In this post I describe a couple of human-AI safety problems in more detail. These helped motivate my proposed hybrid approach, and I think need to be addressed by other AI safety approaches that currently do not take them into account.

1. How to prevent “aligned” AIs from unintentionally corrupting human values?

We know that ML systems tend to have problems with adversarial examples and distributional shifts in general. There seems to be no reason not to expect that human value functions have similar problems, which even “aligned” AIs could trigger unless they are somehow designed not to.

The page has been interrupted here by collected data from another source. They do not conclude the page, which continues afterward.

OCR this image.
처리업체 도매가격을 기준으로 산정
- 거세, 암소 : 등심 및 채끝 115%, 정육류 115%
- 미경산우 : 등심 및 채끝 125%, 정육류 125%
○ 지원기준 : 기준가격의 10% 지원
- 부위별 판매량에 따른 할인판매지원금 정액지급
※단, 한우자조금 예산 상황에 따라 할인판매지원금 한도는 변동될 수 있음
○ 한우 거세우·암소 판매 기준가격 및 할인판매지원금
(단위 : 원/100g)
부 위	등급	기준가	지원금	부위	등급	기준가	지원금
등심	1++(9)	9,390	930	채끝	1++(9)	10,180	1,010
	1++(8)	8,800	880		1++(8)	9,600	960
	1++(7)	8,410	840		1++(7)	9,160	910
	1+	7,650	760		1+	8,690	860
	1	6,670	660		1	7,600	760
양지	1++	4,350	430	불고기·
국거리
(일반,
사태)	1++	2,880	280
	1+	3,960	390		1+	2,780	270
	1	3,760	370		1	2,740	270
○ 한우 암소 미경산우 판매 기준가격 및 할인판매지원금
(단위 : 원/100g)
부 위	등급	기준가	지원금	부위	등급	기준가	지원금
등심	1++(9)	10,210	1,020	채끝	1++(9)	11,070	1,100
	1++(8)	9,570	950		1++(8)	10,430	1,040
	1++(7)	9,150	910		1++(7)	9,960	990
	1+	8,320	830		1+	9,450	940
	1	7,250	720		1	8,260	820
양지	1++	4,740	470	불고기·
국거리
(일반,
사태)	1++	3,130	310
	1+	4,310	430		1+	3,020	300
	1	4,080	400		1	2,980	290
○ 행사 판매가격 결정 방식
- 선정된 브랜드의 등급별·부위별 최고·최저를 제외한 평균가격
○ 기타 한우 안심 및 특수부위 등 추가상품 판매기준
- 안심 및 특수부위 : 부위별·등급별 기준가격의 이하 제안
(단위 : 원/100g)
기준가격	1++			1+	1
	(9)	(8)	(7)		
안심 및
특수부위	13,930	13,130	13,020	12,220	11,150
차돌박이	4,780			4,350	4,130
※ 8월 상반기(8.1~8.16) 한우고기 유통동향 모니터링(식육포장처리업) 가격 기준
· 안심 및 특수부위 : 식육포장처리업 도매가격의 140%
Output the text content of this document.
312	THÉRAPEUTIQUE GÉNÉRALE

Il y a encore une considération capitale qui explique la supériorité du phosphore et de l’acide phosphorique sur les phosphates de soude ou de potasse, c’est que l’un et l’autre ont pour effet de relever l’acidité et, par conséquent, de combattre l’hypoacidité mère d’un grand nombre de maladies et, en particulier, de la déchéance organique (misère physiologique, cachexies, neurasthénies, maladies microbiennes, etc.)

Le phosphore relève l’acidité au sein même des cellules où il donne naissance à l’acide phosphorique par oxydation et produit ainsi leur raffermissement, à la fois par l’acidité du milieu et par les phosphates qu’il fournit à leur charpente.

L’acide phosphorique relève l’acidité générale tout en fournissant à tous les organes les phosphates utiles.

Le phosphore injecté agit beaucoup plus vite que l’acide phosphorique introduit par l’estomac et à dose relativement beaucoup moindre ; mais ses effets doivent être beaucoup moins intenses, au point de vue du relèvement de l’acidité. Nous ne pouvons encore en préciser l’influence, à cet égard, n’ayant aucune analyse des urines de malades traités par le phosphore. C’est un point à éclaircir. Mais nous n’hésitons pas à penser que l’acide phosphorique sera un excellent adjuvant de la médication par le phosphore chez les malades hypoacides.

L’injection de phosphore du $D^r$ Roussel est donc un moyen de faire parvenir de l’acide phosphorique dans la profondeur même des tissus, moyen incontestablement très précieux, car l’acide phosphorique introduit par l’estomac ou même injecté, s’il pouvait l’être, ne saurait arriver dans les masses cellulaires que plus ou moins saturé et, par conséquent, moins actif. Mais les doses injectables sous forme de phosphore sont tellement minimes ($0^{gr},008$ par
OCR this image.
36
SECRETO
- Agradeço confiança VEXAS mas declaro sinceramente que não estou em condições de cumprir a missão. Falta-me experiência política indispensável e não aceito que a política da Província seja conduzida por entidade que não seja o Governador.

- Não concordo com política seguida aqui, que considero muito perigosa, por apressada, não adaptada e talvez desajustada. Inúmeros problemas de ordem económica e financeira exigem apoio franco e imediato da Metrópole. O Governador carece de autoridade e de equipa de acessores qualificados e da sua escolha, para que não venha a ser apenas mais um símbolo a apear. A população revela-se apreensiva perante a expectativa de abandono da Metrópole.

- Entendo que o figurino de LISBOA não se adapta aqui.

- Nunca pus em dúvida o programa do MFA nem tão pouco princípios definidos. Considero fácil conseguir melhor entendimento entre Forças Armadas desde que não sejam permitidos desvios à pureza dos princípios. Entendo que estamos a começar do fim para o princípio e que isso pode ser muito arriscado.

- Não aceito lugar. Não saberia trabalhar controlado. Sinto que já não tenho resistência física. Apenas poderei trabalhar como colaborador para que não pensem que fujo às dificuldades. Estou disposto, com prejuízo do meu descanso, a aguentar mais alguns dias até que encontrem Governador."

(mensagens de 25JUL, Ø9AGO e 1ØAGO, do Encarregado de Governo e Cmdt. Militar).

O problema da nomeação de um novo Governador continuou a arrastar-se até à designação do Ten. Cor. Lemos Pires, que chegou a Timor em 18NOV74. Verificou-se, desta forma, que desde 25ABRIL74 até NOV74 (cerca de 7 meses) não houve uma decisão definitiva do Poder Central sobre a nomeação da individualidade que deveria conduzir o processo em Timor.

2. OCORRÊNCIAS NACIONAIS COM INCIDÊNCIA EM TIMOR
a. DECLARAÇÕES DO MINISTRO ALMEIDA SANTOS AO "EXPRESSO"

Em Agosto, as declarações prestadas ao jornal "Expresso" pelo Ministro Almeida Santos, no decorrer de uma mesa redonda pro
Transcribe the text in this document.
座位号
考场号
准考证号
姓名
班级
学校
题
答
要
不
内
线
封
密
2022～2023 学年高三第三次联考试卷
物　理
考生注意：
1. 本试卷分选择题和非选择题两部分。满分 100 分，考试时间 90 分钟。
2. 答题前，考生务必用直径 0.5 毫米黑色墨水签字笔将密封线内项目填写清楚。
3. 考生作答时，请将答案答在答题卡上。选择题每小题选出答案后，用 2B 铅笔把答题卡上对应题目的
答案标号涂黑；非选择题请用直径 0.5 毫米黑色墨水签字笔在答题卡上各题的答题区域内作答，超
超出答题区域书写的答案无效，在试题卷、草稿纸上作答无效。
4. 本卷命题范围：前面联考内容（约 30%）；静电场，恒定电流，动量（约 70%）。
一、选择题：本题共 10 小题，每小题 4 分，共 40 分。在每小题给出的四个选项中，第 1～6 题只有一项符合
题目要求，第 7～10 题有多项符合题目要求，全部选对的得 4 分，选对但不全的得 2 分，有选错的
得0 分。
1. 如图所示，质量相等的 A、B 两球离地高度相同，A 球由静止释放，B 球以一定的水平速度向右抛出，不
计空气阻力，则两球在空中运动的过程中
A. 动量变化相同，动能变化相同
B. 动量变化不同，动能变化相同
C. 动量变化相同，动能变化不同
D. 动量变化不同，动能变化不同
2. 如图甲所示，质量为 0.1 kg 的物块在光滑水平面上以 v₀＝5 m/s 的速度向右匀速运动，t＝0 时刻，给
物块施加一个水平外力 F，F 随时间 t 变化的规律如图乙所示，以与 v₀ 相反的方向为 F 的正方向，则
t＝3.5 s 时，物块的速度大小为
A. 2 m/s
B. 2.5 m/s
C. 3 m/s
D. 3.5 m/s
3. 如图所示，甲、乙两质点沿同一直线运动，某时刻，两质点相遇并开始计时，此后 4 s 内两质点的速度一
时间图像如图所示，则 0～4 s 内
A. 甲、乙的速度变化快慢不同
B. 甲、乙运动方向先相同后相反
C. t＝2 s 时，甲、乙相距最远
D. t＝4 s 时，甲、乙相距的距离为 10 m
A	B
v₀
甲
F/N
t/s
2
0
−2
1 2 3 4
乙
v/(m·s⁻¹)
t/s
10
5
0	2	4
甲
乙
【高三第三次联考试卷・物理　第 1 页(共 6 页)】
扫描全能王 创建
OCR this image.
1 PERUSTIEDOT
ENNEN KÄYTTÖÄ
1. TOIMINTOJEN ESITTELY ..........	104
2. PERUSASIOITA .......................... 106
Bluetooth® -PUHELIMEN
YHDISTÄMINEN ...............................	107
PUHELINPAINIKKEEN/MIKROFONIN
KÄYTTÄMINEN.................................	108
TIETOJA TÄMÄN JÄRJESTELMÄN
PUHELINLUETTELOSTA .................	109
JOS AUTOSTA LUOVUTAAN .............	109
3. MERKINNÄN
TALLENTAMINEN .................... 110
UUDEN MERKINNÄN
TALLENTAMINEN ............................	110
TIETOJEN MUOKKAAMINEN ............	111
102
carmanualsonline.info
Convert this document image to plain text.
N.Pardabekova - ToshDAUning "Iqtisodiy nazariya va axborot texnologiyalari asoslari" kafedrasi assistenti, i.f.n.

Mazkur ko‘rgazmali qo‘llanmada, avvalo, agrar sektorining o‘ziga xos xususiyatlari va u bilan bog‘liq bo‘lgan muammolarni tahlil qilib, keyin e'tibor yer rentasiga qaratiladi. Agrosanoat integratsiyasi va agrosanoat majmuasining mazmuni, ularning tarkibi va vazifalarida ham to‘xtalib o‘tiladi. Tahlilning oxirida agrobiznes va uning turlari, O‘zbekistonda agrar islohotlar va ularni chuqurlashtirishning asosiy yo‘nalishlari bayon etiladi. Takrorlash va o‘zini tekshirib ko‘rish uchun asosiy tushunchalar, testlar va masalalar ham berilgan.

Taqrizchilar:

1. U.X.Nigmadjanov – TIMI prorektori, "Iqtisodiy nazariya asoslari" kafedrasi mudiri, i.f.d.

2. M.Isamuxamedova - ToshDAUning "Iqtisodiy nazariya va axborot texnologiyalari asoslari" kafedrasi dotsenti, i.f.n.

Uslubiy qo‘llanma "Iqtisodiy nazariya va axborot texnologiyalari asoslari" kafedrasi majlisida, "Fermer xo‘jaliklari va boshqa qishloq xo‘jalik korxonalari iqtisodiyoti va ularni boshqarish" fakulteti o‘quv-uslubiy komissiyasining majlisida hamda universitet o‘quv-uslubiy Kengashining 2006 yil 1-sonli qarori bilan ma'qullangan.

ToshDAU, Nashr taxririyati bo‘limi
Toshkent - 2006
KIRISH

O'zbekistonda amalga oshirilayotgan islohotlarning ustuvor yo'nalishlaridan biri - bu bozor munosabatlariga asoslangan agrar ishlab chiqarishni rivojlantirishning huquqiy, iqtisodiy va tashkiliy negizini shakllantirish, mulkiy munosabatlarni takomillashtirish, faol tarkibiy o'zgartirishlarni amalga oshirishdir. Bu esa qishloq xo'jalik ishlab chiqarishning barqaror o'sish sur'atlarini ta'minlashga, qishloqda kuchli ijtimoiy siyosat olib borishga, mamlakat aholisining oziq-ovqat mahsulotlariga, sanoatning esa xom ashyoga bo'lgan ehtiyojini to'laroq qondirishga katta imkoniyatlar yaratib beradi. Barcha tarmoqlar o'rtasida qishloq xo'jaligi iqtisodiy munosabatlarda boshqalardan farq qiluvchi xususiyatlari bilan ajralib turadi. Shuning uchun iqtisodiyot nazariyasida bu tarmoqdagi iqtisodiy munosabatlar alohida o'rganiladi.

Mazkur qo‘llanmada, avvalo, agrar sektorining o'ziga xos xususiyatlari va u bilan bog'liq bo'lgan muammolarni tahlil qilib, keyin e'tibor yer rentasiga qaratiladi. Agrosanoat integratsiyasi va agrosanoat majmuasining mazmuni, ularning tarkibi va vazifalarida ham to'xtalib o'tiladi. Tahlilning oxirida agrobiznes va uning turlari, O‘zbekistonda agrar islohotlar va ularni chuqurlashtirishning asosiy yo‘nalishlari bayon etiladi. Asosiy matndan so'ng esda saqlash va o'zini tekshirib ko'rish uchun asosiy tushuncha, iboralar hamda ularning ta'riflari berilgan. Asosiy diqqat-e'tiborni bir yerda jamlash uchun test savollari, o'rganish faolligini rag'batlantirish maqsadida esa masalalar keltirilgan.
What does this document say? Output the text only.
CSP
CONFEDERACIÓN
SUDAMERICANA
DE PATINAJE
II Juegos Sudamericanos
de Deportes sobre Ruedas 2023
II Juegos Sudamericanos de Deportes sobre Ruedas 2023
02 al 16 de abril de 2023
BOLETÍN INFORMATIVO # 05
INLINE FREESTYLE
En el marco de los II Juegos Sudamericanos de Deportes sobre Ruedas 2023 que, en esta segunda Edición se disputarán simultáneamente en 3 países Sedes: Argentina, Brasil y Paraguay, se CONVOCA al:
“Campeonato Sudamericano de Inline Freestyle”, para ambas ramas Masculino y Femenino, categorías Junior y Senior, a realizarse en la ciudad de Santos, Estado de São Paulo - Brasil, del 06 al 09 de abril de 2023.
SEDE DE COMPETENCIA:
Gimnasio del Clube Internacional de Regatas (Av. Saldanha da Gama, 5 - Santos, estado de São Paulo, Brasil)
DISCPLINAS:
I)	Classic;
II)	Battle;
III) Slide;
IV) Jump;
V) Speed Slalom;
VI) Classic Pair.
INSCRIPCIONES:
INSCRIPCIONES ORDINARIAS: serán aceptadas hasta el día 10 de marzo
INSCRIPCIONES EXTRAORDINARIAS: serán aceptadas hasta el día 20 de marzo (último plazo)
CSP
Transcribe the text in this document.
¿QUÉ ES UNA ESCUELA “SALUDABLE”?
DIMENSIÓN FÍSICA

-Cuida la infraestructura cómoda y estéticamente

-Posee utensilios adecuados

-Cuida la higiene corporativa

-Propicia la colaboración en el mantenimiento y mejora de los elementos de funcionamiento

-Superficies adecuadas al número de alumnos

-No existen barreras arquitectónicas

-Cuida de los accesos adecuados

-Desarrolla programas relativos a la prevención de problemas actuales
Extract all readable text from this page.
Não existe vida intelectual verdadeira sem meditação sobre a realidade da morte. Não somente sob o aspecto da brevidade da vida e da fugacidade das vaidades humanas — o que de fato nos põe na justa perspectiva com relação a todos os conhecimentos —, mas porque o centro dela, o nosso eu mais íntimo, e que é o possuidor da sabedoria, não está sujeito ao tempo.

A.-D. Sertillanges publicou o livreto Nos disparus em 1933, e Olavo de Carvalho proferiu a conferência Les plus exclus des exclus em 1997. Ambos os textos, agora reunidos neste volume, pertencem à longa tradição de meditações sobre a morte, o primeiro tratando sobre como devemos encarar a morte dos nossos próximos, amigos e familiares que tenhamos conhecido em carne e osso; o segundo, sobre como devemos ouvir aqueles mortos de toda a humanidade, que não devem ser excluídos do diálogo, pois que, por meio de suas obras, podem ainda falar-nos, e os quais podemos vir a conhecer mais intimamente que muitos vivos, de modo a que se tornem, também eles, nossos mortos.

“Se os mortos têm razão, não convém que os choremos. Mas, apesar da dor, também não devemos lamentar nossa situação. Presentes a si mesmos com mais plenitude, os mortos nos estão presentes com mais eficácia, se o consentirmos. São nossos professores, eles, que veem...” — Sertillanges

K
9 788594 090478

For example, such AIs could give humans so much power so quickly or put them in such novel situations that their moral development can’t keep up, and their value systems no longer apply or give essentially random answers. AIs could give us new options that are irresistible to some parts of our motivational systems, like more powerful versions of video game and social media addiction. In the course of trying to figure out what we most want or like, they could in effect be searching for adversarial examples on our value functions. At our own request or in a sincere attempt to help us, they could generate philosophical or moral arguments that are wrong but extremely persuasive.

(Some of these issues, like the invention of new addictions and new technologies in general, would happen even without AI, but I think AIs would likely, by default, strongly exacerbate the problem by differentially accelerating such technologies faster than progress in understanding how to safely handle them.)

2. How to defend against intentional attempts by AIs to corrupt human values?

It looks like we may be headed towards a world of multiple AIs, some of which are either unaligned, or aligned to other owners or users. In such a world there’s a strong incentive to use one’s own AIs to manipulate other people’s values in a direction that benefits oneself (even if the resulting loss to others are greater than gains to oneself).

There is an apparent asymmetry between attack and defense in this arena, because manipulating a human is a straightforward optimization problem with an objective that is easy to test/​measure (just check if the target has accepted the values you’re trying to instill, or has started doing things that are more beneficial to you), and hence relatively easy for AIs to learn how to do, but teaching or programming an AI to help defend against such manipulation seems much harder, because it’s unclear how to distinguish between manipulation and useful information or discussion. (One way to defend against such manipulation would be to cut off all outside contact, including from other humans because we don’t know whether they are just being used as other AIs’ mouthpieces, but that would be highly detrimental to one’s own moral development.)

There’s also an asymmetry between AIs with simple utility functions (either unaligned or aligned to users who think they have simple values) and AIs aligned to users who have high value complexity and moral uncertainty. The former seem to be at a substantial advantage in a contest to manipulate others’ values and protect one’s own.